Objectives: Altered Wnt/beta-catenin signaling has been implicated in human heart valve disease; however, a causal relation has not been established. This study is aimed at determining the role of Wnt/beta-catenin signaling in adult valve homeostasis and disease. In endochondral bone development, Wnt/beta-catenin signaling inhibits early chondrogenesis and promotes osteogenesis. Therefore, we hypothesize that loss of Wnt/beta-catenin signaling promotes chondrogenic differentiation of valvular interstitial cells (VICs) resembling myxomatous valve disease.

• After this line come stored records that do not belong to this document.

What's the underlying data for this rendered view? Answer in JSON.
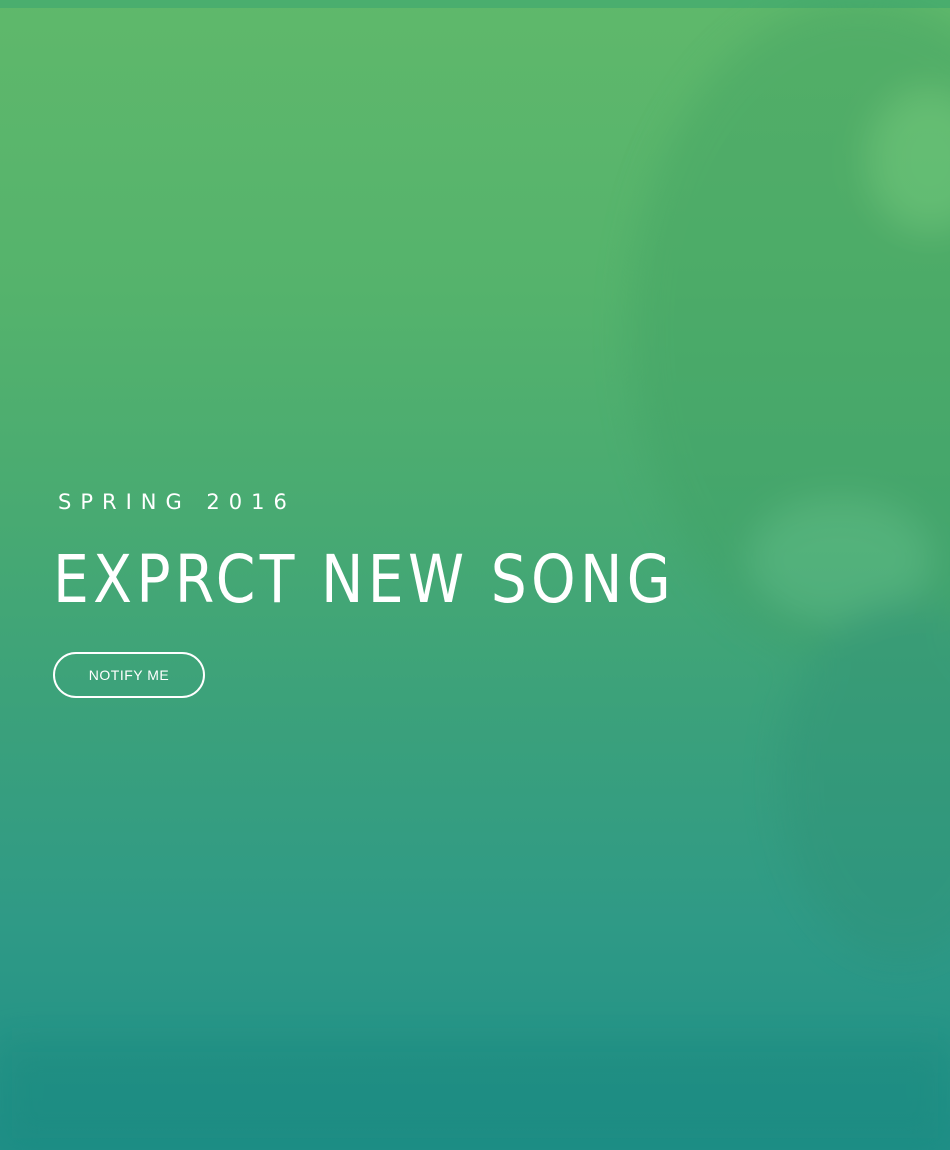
{
  "hero": {
    "season": "SPRING 2016",
    "headline": "EXPRCT NEW SONG",
    "cta_label": "NOTIFY ME"
  },
  "colors": {
    "gradient_top": "#5fb86b",
    "gradient_bottom": "#1f8f87",
    "text": "#ffffff"
  }
}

Methods & Results: Periostin (Postn)Cre was used for conditional loss of beta-catenin (Ctnnb1) specifically in VICs in mice. PostnCre is active in valve mesenchymal progenitors by embryonic day (E)13.5, therefore bypassing requirements for beta-catenin in endothelial-to-mesenchymal transition and endocardial cushion formation. Histology of adult heart valves was analyzed by Masson’s Trichrome and Movat’s Pentachrome staining, and the expression of extracellular matrix (ECM) genes was examined at both mRNA and protein level. Heart valve development appears normal at both fetal and neonatal stages with loss of beta-catenin. However proteoglycan-rich nodules form in adult aortic valves (AoVs) lacking beta-catenin at 3 months with 100% penetrance. These nodular cells are enlarged and express nuclear Sox9 and chondrogenic ECM genes, including Aggrecan, Collagen type 2 (Col1) and Col10, reminiscent of hypertrophic cartilage. Fibrillar collagens 1 and 3, as well as Versican, are excluded from the nodules, accompanied by abnormal ECM deposition throughout the AoV leaflets. Likewise, treatment of cultured porcine aortic VICs with the Wnt pathway inhibitor XAV also induces Aggrecan and Col2 gene expression in vitro. This work demonstrates that beta-catenin is required for the maintenance of normal ECM deposition and composition in adult mice, and, therefore, is indispensible for adult heart valve homeostasis.
Conclusions: We have demonstrated that beta-catenin is a key factor in maintaining normal valve ECM organization in adult AoV. In the absence of beta-catenin, VICs are susceptible to chondrogenic differentiation related to myxomatous valve disease.